Everything worked fine when I got out there the next day.
Drained the oil (1 1/4 inch wrench, 30 degrees at a time..lol).
Mine was definitely the dual plugs, sitting horizontal at the back side of the oil sump.

Did indeed have about 1/2 to 3/4 cup of green coolant exit first, then black oil.

Have called and made an appointment for dealer to look at it.
Will trailer it in next week.

I offered to try removing head and replacing the gasket but my husband drew the line. Said no. Dang it.

To be fair, I can't figure out my fuel flow issue with the Chrysler fifth Avenue and the 62 Willys pickup is still waiting for new brakes & new fuel line. So he does have a point about my priorities and followthrough (hanging my head in shame).

I like the Mahindra.
I would never by another New Holland. The hydraulic lines always gave me fits. I'm just not a fan.

JW

(and last night about 11 pm I finally found our owner's manul... and the crowd goes wild!!!)


----------



## Just Wondering (Mar 25, 2018)

Well today was not what I expected.

Called the Mahindra dealer to ask about the tractor.

They said the oil sensor was out on it and they replaced that.
Said there was no coolant in the oil.
I reminded them I had changed the oil.
They said there was some water in the diesel.
They put the tractor on the dyno and ran it up for a while.
Made sure it got up to temperature.
Said the oil light never came on.
They don't know why there was coolant in the oil.
Said there was none after it ran on the dyno.
Told me I could come get it anytime.

What???

It has a grand total of 142 hours on it.
I guess I expected they would at least check the head gasket, but given that it never showed any coolant and its spring and they have a ton of folks needed help right now-- I understand it logically but 
my protective instinct for my husband's tractor (baby..lol) kicked into high gear.

But they weren't biting.

No reason to pull the head since no coolant in the oil.

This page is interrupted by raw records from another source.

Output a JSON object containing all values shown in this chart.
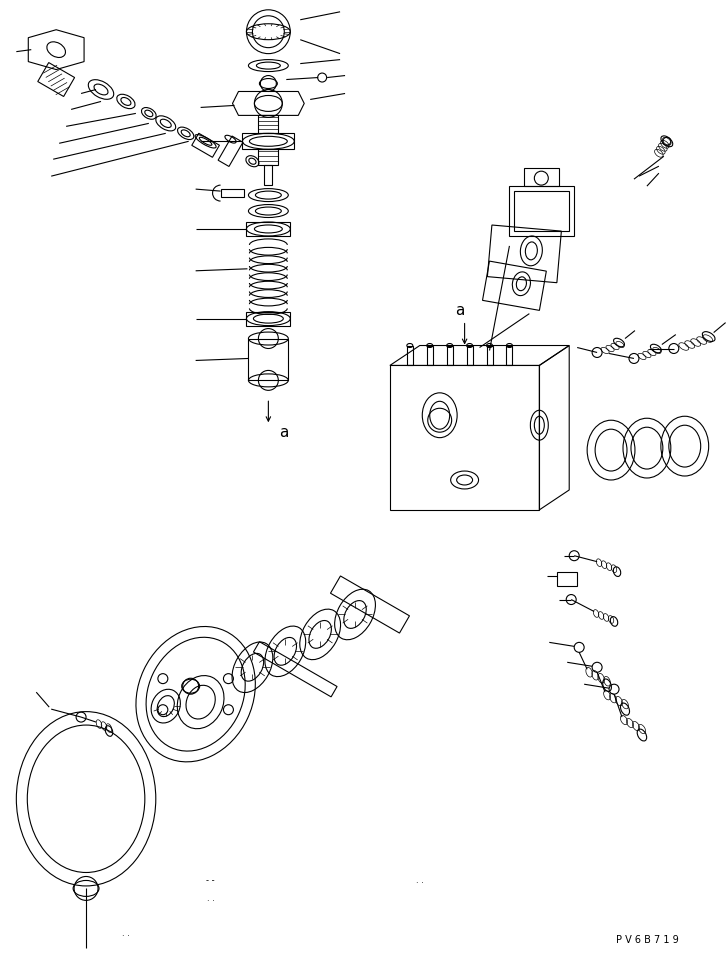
{
  "bg_color": "#ffffff",
  "line_color": "#000000",
  "fig_width": 7.27,
  "fig_height": 9.58,
  "dpi": 100,
  "watermark": "P V 6 B 7 1 9"
}
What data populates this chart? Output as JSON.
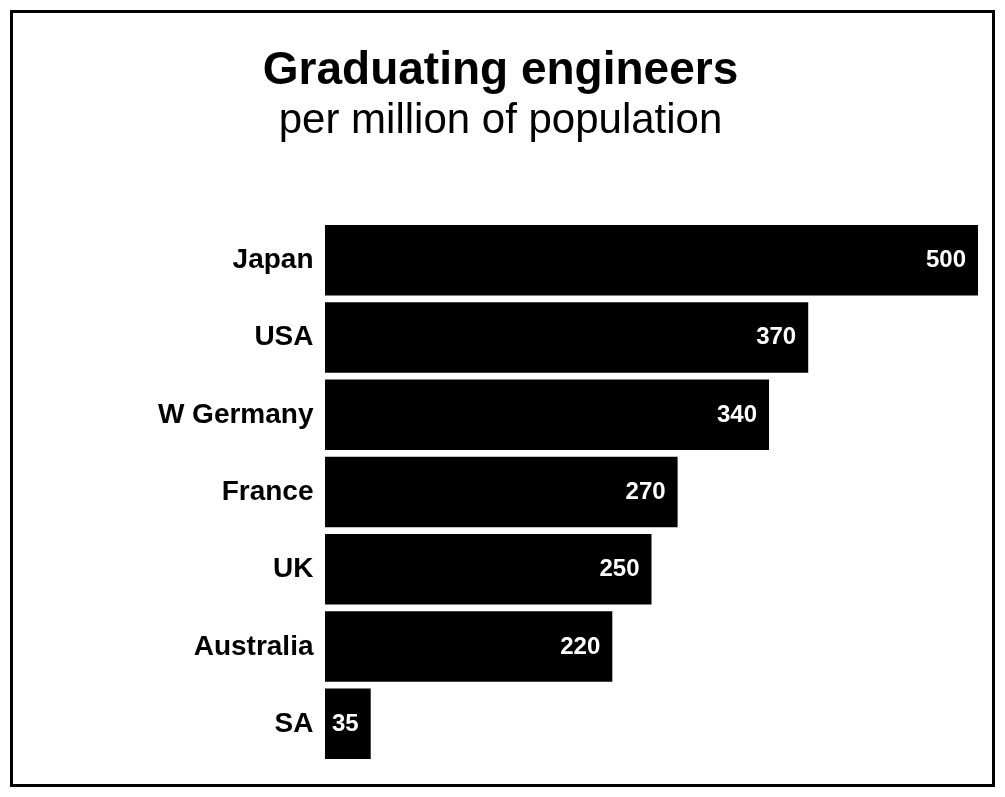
{
  "chart_data": {
    "type": "bar",
    "orientation": "horizontal",
    "title": "Graduating engineers",
    "subtitle": "per million of population",
    "categories": [
      "Japan",
      "USA",
      "W Germany",
      "France",
      "UK",
      "Australia",
      "SA"
    ],
    "values": [
      500,
      370,
      340,
      270,
      250,
      220,
      35
    ],
    "color": "#000000",
    "xlim": [
      0,
      500
    ],
    "data_labels": true,
    "grid": false
  }
}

Guess we run it this summer and I go to plan B.

JW


----------



## Rob R (Feb 1, 2021)

Those oil drain plugs are hard to find at fist change. OM doesn't give best locate picture but with right angled closed end is easy. This diesel is a modified IH engine that Mahindra had produced long ago. Loader lift capacity beats other brands by far with less HP. After 1400 hours, 6 years of hard use I sold it for 6 thou less that what I paid. I would buy another similar model with more power.


----------